Essa condenação de pusilanimidade, que pode ser definida como a falta de coragem – covardia – para reagir, tem sua razão de ser. Da pessoa que faz o mal, como vemos nesse novo escândalo da Petrobras, pode-se esperar nada ou muito pouco. Porém, daqueles que buscam viver uma vida reta, espera-se muito, porque podem fazer muito.

Talvez o mau um dia se arrependa, pois cometeu diversos crimes. Mas o omisso parece ser um náufrago num mar de lamentações e parece nunca se arrepende, pois possui uma autoimagem positiva.

Talvez estejamos mesmo mergulhados em águas poluídas. Contudo, é possível, no dia a dia, fazer muito. Nós, os Aspêndios, precisamos nos convencer que não vamos acabar com a fome no mundo, com a corrupção, o crime e todas as demais loucuras humanas. Mas podemos fazer a diferença na vida de poucas pessoas que, multiplicadas pelo exemplo positivo, podem ser muitas. Explico-me.

Um comentário positivo a respeito de um colega de trabalho, em vez de um negativo a respeito de outro, pode ajudar a modificar um ambiente desagradável, marcado pela competição e pela inveja. Enquanto escrevo, escuto alguns pais brincando com os filhos pequenos na rua: o menino de dois anos chuta a bola e o pai exclama: “Muito bem”. Certamente esse pai chegou cansado do trabalho, mas quer fazer a diferença na vida do seu pequeno. Ser presente. Estar presente, que a etimologia da palavra nos lembra que é “estar ao alcance”.

Após a decepção das grandes utopias dos anos 60 e 70, que prometiam um mundo novo para quem se “engajasse na causa”, parece haver duas grandes correntes de pensamento digladiando-se na atualidade.

Uma acredita que a ação individual não é capaz de interferir no curso dos acontecimentos. Assim, a única postura possível é a de um egoísmo digno, ou seja, o individualismo: de que adianta economizar água se o Governo do Estado é incapaz de, por exemplo, consertar as tubulações antigas que causam grandes vazamentos e desperdício? De outro, os que pensam que a ação individual é fundamental: o que eu posso fazer já que muitos não fazem nada, especialmente o Poder Público?

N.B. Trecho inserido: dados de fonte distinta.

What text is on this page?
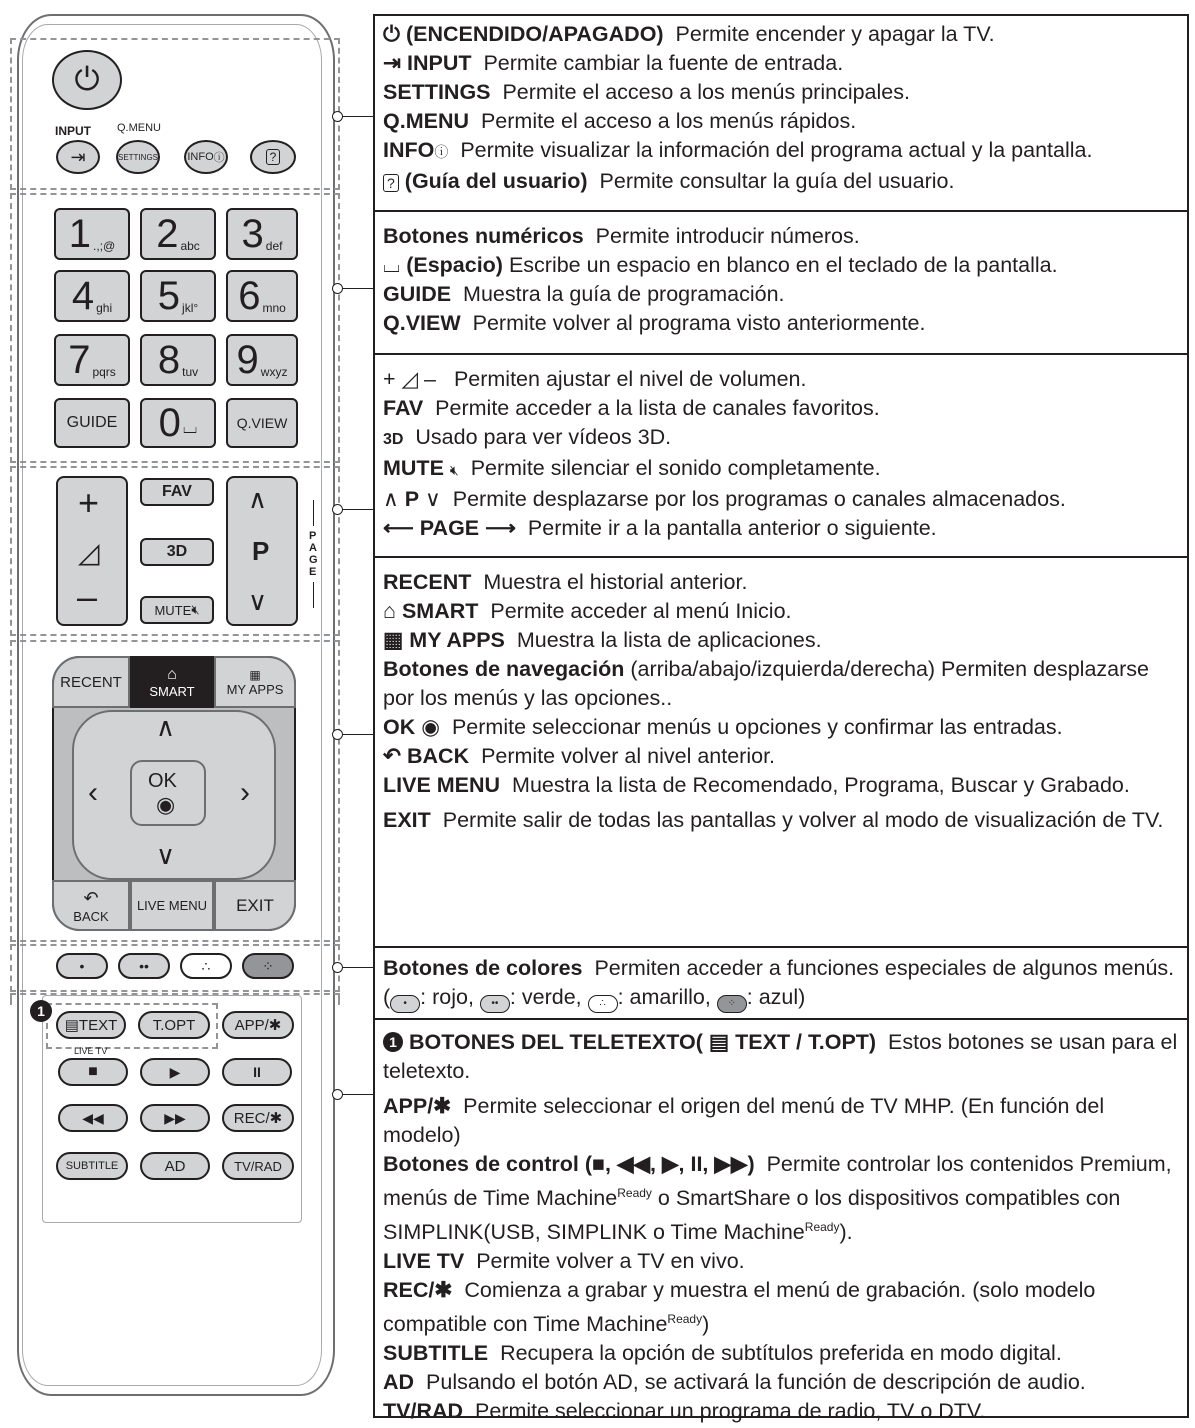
⏻
INPUT Q.MENU
⇥	SETTINGS	INFO ⓘ	?
1 .,;@ 2 abc 3 def
4 ghi 5 jkl° 6 mno
7 pqrs 8 tuv 9 wxyz
GUIDE	0 ⌴	Q.VIEW
+
◿
–
FAV
3D
MUTE 🔇︎
∧
P
∨
PAGE
RECENT	⌂
SMART
▦
MY APPS
∧
∨
‹	›
OK
◉
↶
BACK
LIVE MENU	EXIT
•	••	∴	⁘
1
▤ TEXT	T.OPT	APP/✱
LIVE TV
■	▶	II
◀◀	▶▶	REC/✱
SUBTITLE	AD	TV/RAD
⏻ (ENCENDIDO/APAGADO) Permite encender y apagar la TV.
⇥ INPUT Permite cambiar la fuente de entrada.
SETTINGS Permite el acceso a los menús principales.
Q.MENU Permite el acceso a los menús rápidos.
INFOⓘ Permite visualizar la información del programa actual y la pantalla.
? (Guía del usuario) Permite consultar la guía del usuario.
Botones numéricos Permite introducir números.
⌴ (Espacio) Escribe un espacio en blanco en el teclado de la pantalla.
GUIDE Muestra la guía de programación.
Q.VIEW Permite volver al programa visto anteriormente.
+ ◿ –   Permiten ajustar el nivel de volumen.
FAV Permite acceder a la lista de canales favoritos.
3D Usado para ver vídeos 3D.
MUTE 🔇︎ Permite silenciar el sonido completamente.
∧ P ∨  Permite desplazarse por los programas o canales almacenados.
⟵ PAGE ⟶  Permite ir a la pantalla anterior o siguiente.
RECENT Muestra el historial anterior.
⌂ SMART Permite acceder al menú Inicio.
▦ MY APPS Muestra la lista de aplicaciones.
Botones de navegación (arriba/abajo/izquierda/derecha) Permiten desplazarse por los menús y las opciones..
OK ◉ Permite seleccionar menús u opciones y confirmar las entradas.
↶ BACK Permite volver al nivel anterior.
LIVE MENU Muestra la lista de Recomendado, Programa, Buscar y Grabado.
EXIT Permite salir de todas las pantallas y volver al modo de visualización de TV.
Botones de colores Permiten acceder a funciones especiales de algunos menús. ( • : rojo, •• : verde, ∴ : amarillo, ⁘ : azul)
1 BOTONES DEL TELETEXTO( ▤ TEXT / T.OPT) Estos botones se usan para el teletexto.
APP/✱ Permite seleccionar el origen del menú de TV MHP. (En función del modelo)
Botones de control (■, ◀◀, ▶, II, ▶▶) Permite controlar los contenidos Premium, menús de Time Machine$^{Ready}$ o SmartShare o los dispositivos compatibles con SIMPLINK(USB, SIMPLINK o Time Machine$^{Ready}$).
LIVE TV Permite volver a TV en vivo.
REC/✱ Comienza a grabar y muestra el menú de grabación. (solo modelo compatible con Time Machine$^{Ready}$)
SUBTITLE Recupera la opción de subtítulos preferida en modo digital.
AD Pulsando el botón AD, se activará la función de descripción de audio.
TV/RAD Permite seleccionar un programa de radio, TV o DTV.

Voltando ao início dessas considerações, a desonestidade de muitos pode corromper outros tantos. Contudo, o que fica gravado na memória de uma criança são os atos que ela presenciou. Não o que estranhos fizeram ou disseram, mas o bem daqueles que lhe são caros.

Agir nas situações que estão ao nosso alcance, apesar de todas as limitações que cada um possui, parece ser o único caminho. Há os que, como Aspêndio, têm medo de agir. Há os que roubam a cítara e se possível roubariam também a música. E há aqueles que cantam. Talvez não seja a melhor voz de todas. Mas é a possível.

Eduardo Gama é mestre em Literatura pela USP, jornalista, publicitário e membro do IFE-Campinas.

Artigo publicado no jornal Correio Popular, 22/01/2015, Página A2 – Opinião.